Так сразу Женя остался без жены, без работы и в полном неведении относительно того, что будет дальше с отцом. Выживет он или не выживет, и если выживет, то удастся ли его поставить на ноги?
ГЛАВА 16
С каждым днем Женей все больше овладевало отчаяние. Чтобы устроиться по специальности, надо было уезжать в другой город, а этого он позволить себе не мог. Отец по-прежнему был плох, мать совершенно изнемогла. Она, как всегда, много работала, а все остальное время проводила в больнице. Искать себе применения в Приморске? Но где? Ничего другого кроме как варить сталь он не умел и ни к чему другому приспособлен не был. Да и смешно было, овладев в совершенстве искусством сталеварения и найдя в нем свое призвание, переключаться на что-либо другое и начинать с азов.
Живейшее участие в восстановлении Жени на работе принимал Серафим Гаврилович. Он и сам действовал, и побуждал действовать других. Но так как в конечном счете все упиралось в Гребенщикова, ничьи вмешательства не помогали. А Гребенщиков был непреклонен. «Приговор окончательный и обжалованию не подлежит», — твердил он.
Советовать Сенину, чтобы он добивался восстановления на работе через суд, Серафим Гаврилович побаивался: как бы не случилось, что Гребенщиков в качестве контрмеры оформит дело в суд за аварию. Поди знай, чем тогда все обернется.

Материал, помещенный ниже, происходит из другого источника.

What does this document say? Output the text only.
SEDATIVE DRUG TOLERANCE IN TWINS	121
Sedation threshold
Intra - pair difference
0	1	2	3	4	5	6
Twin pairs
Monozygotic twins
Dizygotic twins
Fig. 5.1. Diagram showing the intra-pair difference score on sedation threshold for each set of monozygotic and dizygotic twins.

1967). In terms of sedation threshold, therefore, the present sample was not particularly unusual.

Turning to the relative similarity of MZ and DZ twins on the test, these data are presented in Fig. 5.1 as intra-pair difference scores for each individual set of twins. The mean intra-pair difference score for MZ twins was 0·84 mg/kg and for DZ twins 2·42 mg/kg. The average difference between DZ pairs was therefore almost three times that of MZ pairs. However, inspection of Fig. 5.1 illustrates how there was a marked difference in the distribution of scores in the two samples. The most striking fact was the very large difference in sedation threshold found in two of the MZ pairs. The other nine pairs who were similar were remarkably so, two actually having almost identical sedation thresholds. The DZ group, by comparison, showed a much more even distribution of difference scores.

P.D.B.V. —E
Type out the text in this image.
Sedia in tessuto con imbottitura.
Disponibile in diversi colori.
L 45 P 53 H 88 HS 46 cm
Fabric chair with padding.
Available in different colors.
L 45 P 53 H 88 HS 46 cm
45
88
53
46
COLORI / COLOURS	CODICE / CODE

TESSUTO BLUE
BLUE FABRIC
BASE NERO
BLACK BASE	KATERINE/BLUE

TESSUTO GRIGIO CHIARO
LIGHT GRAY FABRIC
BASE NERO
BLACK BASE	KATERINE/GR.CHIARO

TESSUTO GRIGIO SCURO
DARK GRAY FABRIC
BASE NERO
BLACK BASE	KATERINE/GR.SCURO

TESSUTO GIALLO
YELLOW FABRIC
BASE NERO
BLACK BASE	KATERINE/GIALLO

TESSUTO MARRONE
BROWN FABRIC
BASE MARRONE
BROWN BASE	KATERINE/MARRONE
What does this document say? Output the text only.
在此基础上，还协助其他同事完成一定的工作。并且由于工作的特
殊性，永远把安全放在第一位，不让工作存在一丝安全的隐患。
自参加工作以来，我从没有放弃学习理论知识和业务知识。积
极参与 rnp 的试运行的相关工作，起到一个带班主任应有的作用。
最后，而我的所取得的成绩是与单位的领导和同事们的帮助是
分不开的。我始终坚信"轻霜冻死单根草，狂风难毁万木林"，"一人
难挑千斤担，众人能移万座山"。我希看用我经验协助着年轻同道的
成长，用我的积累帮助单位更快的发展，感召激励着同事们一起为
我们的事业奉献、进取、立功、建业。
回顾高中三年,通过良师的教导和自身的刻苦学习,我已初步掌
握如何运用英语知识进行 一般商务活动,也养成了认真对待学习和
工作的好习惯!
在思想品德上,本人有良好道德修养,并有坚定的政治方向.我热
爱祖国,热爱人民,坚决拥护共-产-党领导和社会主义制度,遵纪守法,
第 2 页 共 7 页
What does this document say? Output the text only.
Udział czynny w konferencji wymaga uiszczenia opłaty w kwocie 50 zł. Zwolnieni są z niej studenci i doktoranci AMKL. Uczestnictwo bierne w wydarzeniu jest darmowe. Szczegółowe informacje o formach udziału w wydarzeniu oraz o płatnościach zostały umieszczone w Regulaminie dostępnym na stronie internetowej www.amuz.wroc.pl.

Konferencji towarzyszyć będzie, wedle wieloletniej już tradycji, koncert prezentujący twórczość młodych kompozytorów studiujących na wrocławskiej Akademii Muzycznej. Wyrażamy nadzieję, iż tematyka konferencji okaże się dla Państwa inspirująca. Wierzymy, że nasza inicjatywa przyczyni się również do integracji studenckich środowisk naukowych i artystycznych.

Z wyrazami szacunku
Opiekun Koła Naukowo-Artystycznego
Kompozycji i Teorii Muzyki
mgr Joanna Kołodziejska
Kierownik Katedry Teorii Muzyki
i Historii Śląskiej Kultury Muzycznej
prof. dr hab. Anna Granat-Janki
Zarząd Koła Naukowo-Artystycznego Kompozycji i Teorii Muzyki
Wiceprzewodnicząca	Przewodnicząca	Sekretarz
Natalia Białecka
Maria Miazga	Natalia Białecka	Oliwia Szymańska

Но, использовав все легальные методы, Серафим Гаврилович не успокоился. Решил действовать окольными путями.
Перво-наперво он пришел в лабораторию мартеновского цеха к Алле Гребенщиковой и не торопясь рассказал ей о тяжелом положении, в котором оказалась вся семья Сениных. Алла уже знала, что Женя Сенин уволен — об этом ей сообщили лаборантки, но что муж так бесчеловечно расправился с ним, стало известно только сейчас.
И все же Алла попыталась спервоначала выгородить своего супруга, хотя сама ему оправдания не находила.
— Очевидно, Андрей Леонидович не знал хорошо всех обстоятельств, — не очень уверенно сказала она.
— Эх, если б так, Алла Дмитриевна, — вздохнул Серафим Гаврилович. — В том-то и грех его, что он все до крыхточки знал.
— Не может быть, — упорствовала Алла.
— И кому вы это говорите? Я же лично… — Серафим Гаврилович потыкал себя пальцем в грудь.
Алла все ниже наклоняла голову, чтобы Серафим Гаврилович не уловил в ее глазах негодования.